Душ — вот его величайшая мечта, и еще — чтобы больше не нагибаться над ведром, держа в руке кувшин. Душ — на душ можно смотреть со стороны, и подставлять лицо брызгам, и намыливаться обеими руками, и даже петь. Эстебану хотелось бы петь под душем и подставлять тело струям: пусть вода течет прямо по нему. Петь — и пусть пение прерывается оттого, что вода попала в раскрытый рот. Петь, петь, петь, впитывать воду душа. Ему надоело ведро, надоела нищета, он мечтает положить всему этому конец, пусть даже вместе со своей жизнью — совсем как Супервьелле.

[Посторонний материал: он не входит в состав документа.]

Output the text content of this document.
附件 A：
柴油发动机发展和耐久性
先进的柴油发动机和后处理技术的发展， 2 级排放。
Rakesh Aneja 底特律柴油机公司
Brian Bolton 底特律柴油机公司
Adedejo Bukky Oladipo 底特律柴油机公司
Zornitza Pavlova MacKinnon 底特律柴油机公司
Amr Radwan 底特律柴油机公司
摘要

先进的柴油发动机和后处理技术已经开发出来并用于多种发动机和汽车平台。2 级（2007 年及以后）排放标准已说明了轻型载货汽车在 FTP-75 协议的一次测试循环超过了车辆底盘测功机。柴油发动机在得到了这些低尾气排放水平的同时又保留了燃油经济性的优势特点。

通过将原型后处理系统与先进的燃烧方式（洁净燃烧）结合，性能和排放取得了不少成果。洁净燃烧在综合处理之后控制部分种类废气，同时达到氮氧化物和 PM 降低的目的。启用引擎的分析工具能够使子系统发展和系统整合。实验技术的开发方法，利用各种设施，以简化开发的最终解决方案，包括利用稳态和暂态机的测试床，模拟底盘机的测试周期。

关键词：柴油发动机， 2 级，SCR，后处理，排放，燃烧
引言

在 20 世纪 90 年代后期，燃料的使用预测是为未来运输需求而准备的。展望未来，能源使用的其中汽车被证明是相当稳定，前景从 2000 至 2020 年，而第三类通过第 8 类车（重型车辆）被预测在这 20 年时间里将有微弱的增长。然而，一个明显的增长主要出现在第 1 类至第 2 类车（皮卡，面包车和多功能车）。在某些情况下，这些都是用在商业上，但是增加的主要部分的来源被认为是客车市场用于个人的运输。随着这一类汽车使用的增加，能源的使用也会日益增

Чтобы обуздать желание, он пишет на стенах, и разрисовывает стены, и выходит из дома после того, как Гуталин приносит воду, отдает Гуталину тридцать песо и выходит.
Выйдя из дома — а живет он совсем рядом с Ангельским холмом, — он идет по авениде Мисьонес и смотрит на яхту «Гранма», которая уже не плавает по волнам, а отдыхает на пьедестале, защищенная от воды толстенными стеклами. Потом огибает Дворец изобразительных искусств и бесчисленные инсталляции вокруг него. Его интерес привлекает только одна: тележка, как у Гуталина, только побольше, в инсталляциях художников-концептуалистов тележки всегда крупнее, чем в жизни, а на тележке — два гигантских бака, один черный, другой красный. Тележка и два раздутых водянкой бака насмехаются над бедой, которая измучила город.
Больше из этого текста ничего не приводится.